While he understands the arguments for each side, the current interpretation is “making the system unstable,” because some municipalities that might otherwise support their local ambulance agencies can save money by simply “banking” on outside agencies coming in, Watters said.

That is helping create a situation in which smaller ambulance services are “collapsing,” according to Watters.

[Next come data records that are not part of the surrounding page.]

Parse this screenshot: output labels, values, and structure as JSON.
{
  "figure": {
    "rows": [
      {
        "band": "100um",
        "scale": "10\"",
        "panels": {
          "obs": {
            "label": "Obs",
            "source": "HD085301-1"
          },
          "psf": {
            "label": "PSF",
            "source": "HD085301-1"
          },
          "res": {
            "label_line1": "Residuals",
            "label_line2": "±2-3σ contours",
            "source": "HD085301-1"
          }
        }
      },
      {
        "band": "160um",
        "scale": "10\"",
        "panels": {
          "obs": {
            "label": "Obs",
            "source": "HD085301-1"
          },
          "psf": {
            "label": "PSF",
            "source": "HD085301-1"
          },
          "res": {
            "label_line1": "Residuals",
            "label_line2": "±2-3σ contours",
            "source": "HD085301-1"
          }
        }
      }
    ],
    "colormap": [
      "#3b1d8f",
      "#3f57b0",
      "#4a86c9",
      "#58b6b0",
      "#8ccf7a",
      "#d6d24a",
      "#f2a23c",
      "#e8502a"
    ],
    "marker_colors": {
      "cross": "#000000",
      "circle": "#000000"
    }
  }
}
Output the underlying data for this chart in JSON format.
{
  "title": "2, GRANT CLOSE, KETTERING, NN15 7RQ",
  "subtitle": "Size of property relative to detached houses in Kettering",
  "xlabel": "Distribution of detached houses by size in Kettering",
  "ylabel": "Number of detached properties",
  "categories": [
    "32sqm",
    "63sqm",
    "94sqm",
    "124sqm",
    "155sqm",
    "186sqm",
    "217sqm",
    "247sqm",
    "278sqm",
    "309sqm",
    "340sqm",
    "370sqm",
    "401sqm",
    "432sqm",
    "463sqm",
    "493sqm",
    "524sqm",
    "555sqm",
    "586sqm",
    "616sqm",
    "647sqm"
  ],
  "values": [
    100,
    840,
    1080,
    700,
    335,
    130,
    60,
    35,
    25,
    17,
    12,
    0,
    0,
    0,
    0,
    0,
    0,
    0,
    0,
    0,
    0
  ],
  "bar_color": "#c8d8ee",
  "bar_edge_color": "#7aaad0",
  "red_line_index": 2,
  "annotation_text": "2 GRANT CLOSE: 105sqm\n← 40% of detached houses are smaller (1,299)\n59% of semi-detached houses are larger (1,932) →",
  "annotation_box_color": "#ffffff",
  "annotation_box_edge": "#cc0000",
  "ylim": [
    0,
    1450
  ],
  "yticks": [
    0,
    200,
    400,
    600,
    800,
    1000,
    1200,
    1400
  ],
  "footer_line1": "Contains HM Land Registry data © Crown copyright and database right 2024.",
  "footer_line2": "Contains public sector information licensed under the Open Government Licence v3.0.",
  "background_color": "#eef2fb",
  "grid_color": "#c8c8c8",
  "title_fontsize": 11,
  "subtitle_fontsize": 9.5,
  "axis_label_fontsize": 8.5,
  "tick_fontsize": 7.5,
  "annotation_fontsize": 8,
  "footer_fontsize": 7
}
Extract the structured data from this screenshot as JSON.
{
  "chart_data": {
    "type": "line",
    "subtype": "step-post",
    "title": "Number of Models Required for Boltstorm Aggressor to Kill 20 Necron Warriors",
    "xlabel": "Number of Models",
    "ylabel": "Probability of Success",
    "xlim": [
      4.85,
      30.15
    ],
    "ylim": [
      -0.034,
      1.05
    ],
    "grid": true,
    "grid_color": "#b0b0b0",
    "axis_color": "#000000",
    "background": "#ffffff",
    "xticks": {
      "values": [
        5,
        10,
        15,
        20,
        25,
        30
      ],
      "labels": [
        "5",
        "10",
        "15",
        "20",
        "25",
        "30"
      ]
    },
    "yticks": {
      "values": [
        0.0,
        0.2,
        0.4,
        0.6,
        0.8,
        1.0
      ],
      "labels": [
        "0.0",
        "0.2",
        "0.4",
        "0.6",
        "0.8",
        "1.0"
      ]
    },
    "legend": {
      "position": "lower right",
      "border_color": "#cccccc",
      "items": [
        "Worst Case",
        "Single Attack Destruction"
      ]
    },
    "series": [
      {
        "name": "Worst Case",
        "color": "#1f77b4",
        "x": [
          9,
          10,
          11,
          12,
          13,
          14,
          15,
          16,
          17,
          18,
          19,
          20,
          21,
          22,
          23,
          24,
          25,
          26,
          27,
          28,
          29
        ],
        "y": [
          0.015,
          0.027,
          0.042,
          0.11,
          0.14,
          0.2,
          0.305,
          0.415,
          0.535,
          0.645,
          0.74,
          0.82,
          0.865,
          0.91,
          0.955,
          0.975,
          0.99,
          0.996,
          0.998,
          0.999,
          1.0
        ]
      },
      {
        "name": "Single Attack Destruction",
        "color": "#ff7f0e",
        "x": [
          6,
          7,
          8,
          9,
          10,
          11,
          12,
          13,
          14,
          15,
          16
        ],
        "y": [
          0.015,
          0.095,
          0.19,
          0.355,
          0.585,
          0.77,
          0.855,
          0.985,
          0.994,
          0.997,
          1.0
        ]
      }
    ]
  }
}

“This (has) created a ‘freeload’ situation where an EMS agency is forced to regularly provide service to communities that make no effort to support or fund EMS coverage,” Watters testified. “These municipalities feel they have met their obligation under municipal code because a 911 center will dispatch an ambulance to their emergency.”

In 2022, “AMED was forced to provide service 112 times to a municipality located 15 miles away in another county that has consistently refused to name or support a primary EMS agency,” Watters stated in his testimony.

Those calls were among a total of 1,042 calls outside AMED’s designated primary response area, Watters stated.

“This unfunded mandate occurs multiple times a day all over Pennsylvania,” Watters told the senators. “The situation has wreaked havoc on our system.”

Act 37 was deliberately written “in a vague manner” to be flexible enough “to keep pace with the ever-changing health care industry,” Watters stated in his testimony.

Despite those good intentions, however, “that vagueness has actually hurt the EMS system due to the bureau’s inconsistent interpretations and the establishment of policies that do not follow the intent of the legislation,” Watters stated, referring not just to the universal response requirement, but also to an issue connected with temporary licensing.

The bureau should return “to the intent of the Act,” while the state’s municipal codes should also “add stronger language stating how the municipality must ensure EMS,” Watters added, referring specifically to the issue of mandatory universal response.

A previous bureau director set the current policy, according to Watters.

The bureau “is currently working with regional EMS councils, EMS agencies, and other stakeholders to develop plans that improve processes for EMS agencies, municipalities, and Public Safety Answering Points (PSAPs)” on the issue, according to a spokesperson for the Department of Health, in response to a request for comment. “This long-term plan would both ensure patient care remains protected across the Commonwealth and support the financial sustainability of EMS agencies.”

Mirror Staff Writer William Kibler is at 814-949-7038.